Tuesday, July 9, 2013

Cultural Exchange

Having recently acted as a guide for a visiting American, I have become reacquainted with just how confusing the British culture can be. So I thought I’d give you the benefit of my years of experience and educate you concerning one of the little-known oddities of the UK.

If you drive along the country roads in Britain long enough, you’re likely to come across a sign with the enigmatic caption, “Heavy Plant Crossing.” (NOTE: you are also likely to come across signs with the starling warning, “Tank Crossing,” but these are not enigmatic; they mean exactly what they say.)

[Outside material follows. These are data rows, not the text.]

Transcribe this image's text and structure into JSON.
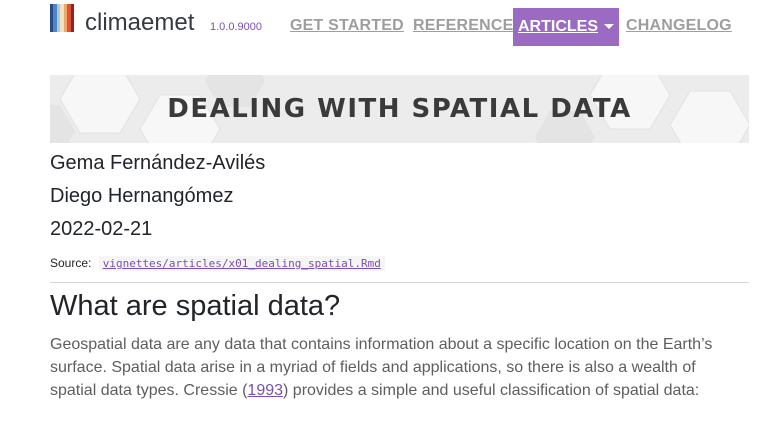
{
  "navbar": {
    "brand": "climaemet",
    "version": "1.0.0.9000",
    "links": [
      "GET STARTED",
      "REFERENCE",
      "ARTICLES",
      "CHANGELOG"
    ],
    "active": "ARTICLES",
    "active_color": "#9b6bc3"
  },
  "banner": {
    "title": "DEALING WITH SPATIAL DATA"
  },
  "meta": {
    "authors": [
      "Gema Fernández-Avilés",
      "Diego Hernangómez"
    ],
    "date": "2022-02-21",
    "source_label": "Source:",
    "source_path": "vignettes/articles/x01_dealing_spatial.Rmd"
  },
  "section": {
    "heading": "What are spatial data?",
    "para_part1": "Geospatial data are any data that contains information about a specific location on the Earth’s surface. Spatial data arise in a myriad of fields and applications, so there is also a wealth of spatial data types. Cressie (",
    "para_link": "1993",
    "para_part2": ") provides a simple and useful classification of spatial data:"
  }
}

Yeah, it means just what it says.
But back to the Plant Crossing signs. Britain, as you know, is an ancient land that, for eons, lived in harmony with nature. The creation of paved roads is, historically, a relatively recent event, and due to the fact that putting in the highway system basically meant paving over farm paths they had been driving their livestock to market on over the past centuries, many of the migratory routes of indigenous species were suddenly blocked by tarmac strips.

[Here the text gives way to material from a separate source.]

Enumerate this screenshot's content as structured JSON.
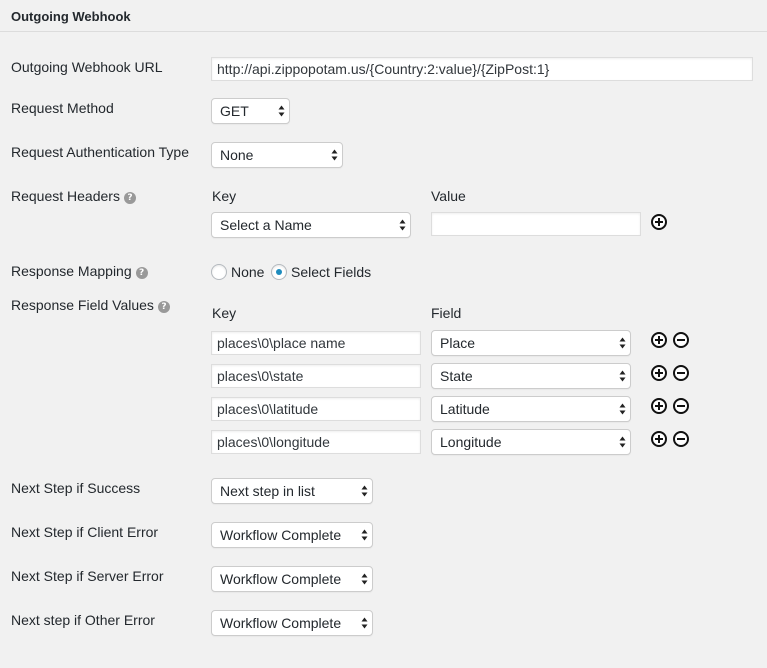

The natural world generally won’t alter migration patterns simply because Bogbottom Council decided to run the B11753 between Lower Sheepdip and Abbott Grim, so the timeless migrations still continue even though they often cross active roadways. This is the case of the Heavy Plants, which can be a hazard to drivers.

During seasons of drought, the plants follow their ancient migration paths to find water and richer soil. For species like cow parsley or primrose, it isn’t a problem. At least, not for the motorists. But when the heavy plants, such as Quickthorn, Yew Hedges or even Gorse cross the highways, well, you don’t want to meet up with them if you’re driving a Ford Escort.

Therefore, to benefit motorists as well as the plants, signs have been erected along the ancient migratory paths to alert drivers to the possibility of large bushes suddenly jumping into the roadways.

A Heavy Plant crossing a road
So, if you visit Britain and your hosts take you for a drive around the countryside (and if they don’t, insist that they do so; it is exceptionally beautiful) and you see a Heavy Plant Crossing sign, you can tell them about the great plant migrations and the safety measures put in and they will be properly impressed with your grasp of local knowledge.

No need to thank me.

And for you Brits visiting America, there is a sign in the US that may need a bit of explanation:

Many years ago, when the west was still a wild place, inhabited only by the ancient people who had lived there since the Great Spirit brought them to the land, a great chief had a beautiful daughter, named White Dove, who needed a husband.

Only the mightiest of the braves would do for White Dove, so a contest was arranged and all the best braves of the tribe—Running Deer, Howling Wolf, Falling Rocks and Soaring Eagle—were given two weeks to hunt in the forests. Whoever returned with the most game would win the hand of White Dove.

So off they went, into the forest. Two weeks later, Running Deer returned with four elk, three buffalo and ten hares. Behind him was Soaring Eagle with five elk, two buffalo and eight hares. Then Howling Wolf returned with six elk, five buffalo and twenty hares. And they waited for Falling Rocks, but he didn’t return. They waited the next day, and the next but there was still no sign of him. Finally, the Chief decided to give White Dove’s hand in marriage to Howling Wolf. The two were married and raised many fine braves but even as they grew old and watched their family grow and multiply, Falling Rocks never returned.

Even to this day, as you drive through the American west, you will see signs saying, “Watch for Falling Rocks.”

He STILL hasn't come back.
Yeah, the old ones are still the old ones.


  1. Mrs Baum10:09 PM

    I haven't checked, but it's very likely there really are places called Bogbottom, Lower Sheepdip and Abbott Grim.

    I used to work not far from Middle Wallop and Nether Wallop.

    1. Yes, it is difficult coming up with joke names for town here ;)

  2. Yes, when I was in England, I really wanted to have my picture taken by the town sign at Dorking. By the way, aren't you a little young to start telling oldtimer tall tales?

    1. "Young" is a relative term ;) I still think I'm young, but I have sons in their 30s who are beginning to think THEY are getting old! So I have to wonder what they think of me.

      I live very near Dorking; it's one of my favorite town names, right up there with Cocking and Lickfold, which are not far away, either.